Concept

Durrani

Summary
The Durrānī (دراني, durɑˈni), formerly known as Abdālī (ابدالي), are one of the largest tribes of Pashtuns. Their traditional homeland is in southern Afghanistan (Loy Kandahar region), straddling into Toba Achakzai in Balochistan, Pakistan, but they are also settled in other parts of Afghanistan and parts of Khyber Pakhtunkhwa in Pakistan. Ahmad Shah Durrani, who is considered the founder of the modern state of Afghanistan, belonged to the Abdali tribe. In 1747, after establishing the Durrani Empire based in Kandahar, he adopted the epithet Shāh Durr-i-Durrān, "King, Pearl of Pearls," and changed the name of the tribe to "Durrani" after himself. In the early modern period, the Abdali tribe of Pashtuns was first explicitly mentioned in Mughal and Safavid sources. For example, in the 1595 Mughal account Ain-i-Akbari, the Abdali were mentioned as one of the "Afghan ulūs" (Pashtun tribal confederacies) settled in Kandahar area, along with Tarīn, Paṇī, and Kākaṛ. Some scholars have postulated that the Abdali descended from Hephthalite tribes, who settled in present-day Afghanistan in ancient times and were known as ηβοδαλο (Ebodalo) in Bactrian language. According to linguist Georg Morgenstierne, the tribal name Abdālī may have "something to do with" the Hephthalite.
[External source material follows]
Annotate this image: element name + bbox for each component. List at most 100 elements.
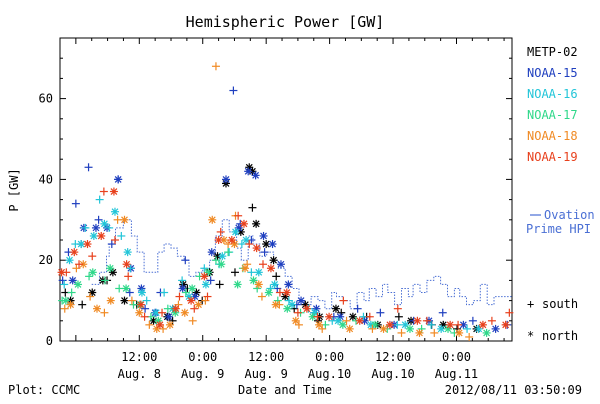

This hypothesis was endorsed by historian Aydogdy Kurbanov, who indicated that after the collapse of the Hephthalite confederacy, they likely assimilated into different local populations and that the Abdali may be one of the tribes of Hephthalite origin. 19th-century British Indian explorers, Charles Masson and Henry W. Bellew, also suggested that there was a direct relationship between Abdalis and Hephthalites. Joseph T. Arlinghaus referred to a Syriac chronicle from c. 555 CE, which mentions Khulas, Abdel, and Ephthalite as three of the nomadic tribes from the "lands of the Huns." Arlinghaus linked the "Khulas" and the "Abdel" to the Khalaj (modern Ghilji) and the Abdali (modern Durrani), respectively, arguing that the relationship between the Hephthalite, the Khalaj, and the Abdali may date back as far as the sixth century.